Il y a du rêveur labyrinthique à la Borges, du poète métaphysicien à la Kafka, du conteur paradoxal à la Buzzati et de l'humoriste à la Vialatte chez Eduardo Berti que le très compétent Alberto Manguel déclare, dans sa postface au présent recueil, « l'un des auteurs les plus intéressants et les plus doués de la nouvelle génération littéraire d'Argentine ».
Plus que des nouvelles développées, les quelque quatre-vingts brefs textes réunis dans ce petit livre épatant tiennent d'embryons de récits ou d'amorces de contes dont le lecteur, à partir du « noyau », est supposé développer tout seul les pouvoirs imaginaires. Le consommateur passif en sera pour ses frais, tandis que l'amateur de rêveries fantaisistes ne laissera de se prendre au jeu dédaléen de l'auteur.

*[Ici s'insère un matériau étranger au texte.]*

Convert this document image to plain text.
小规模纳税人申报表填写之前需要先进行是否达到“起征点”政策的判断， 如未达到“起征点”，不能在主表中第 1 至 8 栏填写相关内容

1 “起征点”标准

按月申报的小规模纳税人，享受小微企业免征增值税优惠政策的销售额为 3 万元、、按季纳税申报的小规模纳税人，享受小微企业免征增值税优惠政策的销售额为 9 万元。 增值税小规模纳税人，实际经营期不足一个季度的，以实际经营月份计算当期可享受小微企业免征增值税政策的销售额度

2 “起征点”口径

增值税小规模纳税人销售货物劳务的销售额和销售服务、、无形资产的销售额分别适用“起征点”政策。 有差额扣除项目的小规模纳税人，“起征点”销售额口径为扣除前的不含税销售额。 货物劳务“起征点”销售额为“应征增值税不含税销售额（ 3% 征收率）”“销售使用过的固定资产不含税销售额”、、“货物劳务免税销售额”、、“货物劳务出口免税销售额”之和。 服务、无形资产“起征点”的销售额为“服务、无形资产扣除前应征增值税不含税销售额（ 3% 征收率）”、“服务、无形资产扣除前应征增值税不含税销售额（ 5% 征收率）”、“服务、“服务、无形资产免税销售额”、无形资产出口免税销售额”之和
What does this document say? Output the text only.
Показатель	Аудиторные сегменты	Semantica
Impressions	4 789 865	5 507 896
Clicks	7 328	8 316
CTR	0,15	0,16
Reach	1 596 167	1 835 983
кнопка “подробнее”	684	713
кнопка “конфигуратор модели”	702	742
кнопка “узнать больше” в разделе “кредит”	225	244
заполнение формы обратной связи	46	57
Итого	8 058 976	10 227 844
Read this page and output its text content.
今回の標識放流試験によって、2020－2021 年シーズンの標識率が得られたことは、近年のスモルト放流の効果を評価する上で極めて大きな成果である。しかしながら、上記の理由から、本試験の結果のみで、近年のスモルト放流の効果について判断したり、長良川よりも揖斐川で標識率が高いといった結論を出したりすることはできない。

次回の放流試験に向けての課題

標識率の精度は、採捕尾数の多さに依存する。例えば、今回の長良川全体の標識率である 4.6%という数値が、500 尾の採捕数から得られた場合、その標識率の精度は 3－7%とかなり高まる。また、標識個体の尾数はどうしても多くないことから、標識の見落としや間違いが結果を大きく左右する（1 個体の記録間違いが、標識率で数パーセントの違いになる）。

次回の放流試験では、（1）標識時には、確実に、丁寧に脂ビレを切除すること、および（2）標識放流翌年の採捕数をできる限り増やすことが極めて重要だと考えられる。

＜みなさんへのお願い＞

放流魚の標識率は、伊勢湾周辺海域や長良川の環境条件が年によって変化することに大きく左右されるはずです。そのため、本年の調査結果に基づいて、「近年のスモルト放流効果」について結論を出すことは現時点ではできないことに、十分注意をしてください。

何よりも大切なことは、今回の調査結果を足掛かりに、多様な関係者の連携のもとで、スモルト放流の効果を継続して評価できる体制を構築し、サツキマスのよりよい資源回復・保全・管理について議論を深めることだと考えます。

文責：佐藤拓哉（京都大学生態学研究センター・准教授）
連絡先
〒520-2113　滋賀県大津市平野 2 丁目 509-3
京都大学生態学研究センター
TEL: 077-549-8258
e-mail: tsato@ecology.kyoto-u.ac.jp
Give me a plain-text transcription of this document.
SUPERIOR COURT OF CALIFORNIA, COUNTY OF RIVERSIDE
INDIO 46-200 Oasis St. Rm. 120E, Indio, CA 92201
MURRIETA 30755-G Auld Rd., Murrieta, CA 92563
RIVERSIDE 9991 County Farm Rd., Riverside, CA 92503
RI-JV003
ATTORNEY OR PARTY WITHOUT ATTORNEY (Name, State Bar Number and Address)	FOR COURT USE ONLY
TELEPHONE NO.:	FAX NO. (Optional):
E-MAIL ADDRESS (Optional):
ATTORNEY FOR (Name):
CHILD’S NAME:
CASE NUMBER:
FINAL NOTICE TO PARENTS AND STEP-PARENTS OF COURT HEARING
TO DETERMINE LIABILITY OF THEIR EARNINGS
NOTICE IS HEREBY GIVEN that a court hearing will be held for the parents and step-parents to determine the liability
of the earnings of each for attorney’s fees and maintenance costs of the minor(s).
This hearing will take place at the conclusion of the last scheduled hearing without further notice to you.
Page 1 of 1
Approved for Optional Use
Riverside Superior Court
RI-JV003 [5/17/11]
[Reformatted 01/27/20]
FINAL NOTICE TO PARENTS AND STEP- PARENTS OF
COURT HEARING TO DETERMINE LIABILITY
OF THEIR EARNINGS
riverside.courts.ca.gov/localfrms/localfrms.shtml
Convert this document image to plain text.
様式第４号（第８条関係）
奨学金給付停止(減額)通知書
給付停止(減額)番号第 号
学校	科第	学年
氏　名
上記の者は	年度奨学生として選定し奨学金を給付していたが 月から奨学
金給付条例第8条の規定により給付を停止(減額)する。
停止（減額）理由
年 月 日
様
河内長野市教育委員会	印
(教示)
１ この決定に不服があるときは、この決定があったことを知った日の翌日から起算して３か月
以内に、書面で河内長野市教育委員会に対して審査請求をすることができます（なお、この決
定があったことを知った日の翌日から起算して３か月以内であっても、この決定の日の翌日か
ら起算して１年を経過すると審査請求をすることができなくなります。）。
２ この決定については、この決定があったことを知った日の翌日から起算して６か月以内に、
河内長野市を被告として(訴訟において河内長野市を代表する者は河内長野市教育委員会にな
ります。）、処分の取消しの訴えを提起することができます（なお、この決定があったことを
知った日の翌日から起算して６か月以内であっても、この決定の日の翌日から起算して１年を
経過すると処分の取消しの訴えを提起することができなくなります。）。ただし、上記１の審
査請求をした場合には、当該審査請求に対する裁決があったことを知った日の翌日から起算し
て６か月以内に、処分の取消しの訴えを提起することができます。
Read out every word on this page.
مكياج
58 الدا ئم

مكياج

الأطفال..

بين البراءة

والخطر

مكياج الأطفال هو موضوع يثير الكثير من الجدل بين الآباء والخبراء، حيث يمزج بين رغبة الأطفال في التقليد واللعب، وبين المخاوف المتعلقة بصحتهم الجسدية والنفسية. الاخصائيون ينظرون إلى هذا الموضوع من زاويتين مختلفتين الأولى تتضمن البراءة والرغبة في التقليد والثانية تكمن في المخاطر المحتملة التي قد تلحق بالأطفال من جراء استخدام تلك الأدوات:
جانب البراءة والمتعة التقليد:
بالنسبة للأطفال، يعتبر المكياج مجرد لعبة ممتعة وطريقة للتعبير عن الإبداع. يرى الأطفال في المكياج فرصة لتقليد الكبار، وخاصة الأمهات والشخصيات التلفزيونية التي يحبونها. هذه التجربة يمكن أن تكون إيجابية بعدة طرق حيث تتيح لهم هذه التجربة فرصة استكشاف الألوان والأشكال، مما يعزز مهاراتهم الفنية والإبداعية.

Du peintre suisse inconnu dont une œuvre ancienne est redécouverte et acclamée à Vienne où il finit par s'apercevoir qu'elle est exposée à l'envers, à la machine à copier des photos qui élimine les sujets défunts du cliché, en passant par les deux vieux jumeaux capables de déchiffrer l'énigme des crimes en « lisant » les traces de sang des victimes, Eduardo Berti — qui dit par ailleurs que la première chose qu'il fait en débarquant dans une ville étrangère est de chercher son homonyme dans l'annuaire — multiplie les pistes à suivre, un peu comme dans un poème topologique à la Escher.
Eduardo Berti. La vie impossible. Traduit de l'espagnol (Argentine) par Jean-Marie Saint-Luc Actes Sud, 181 pp.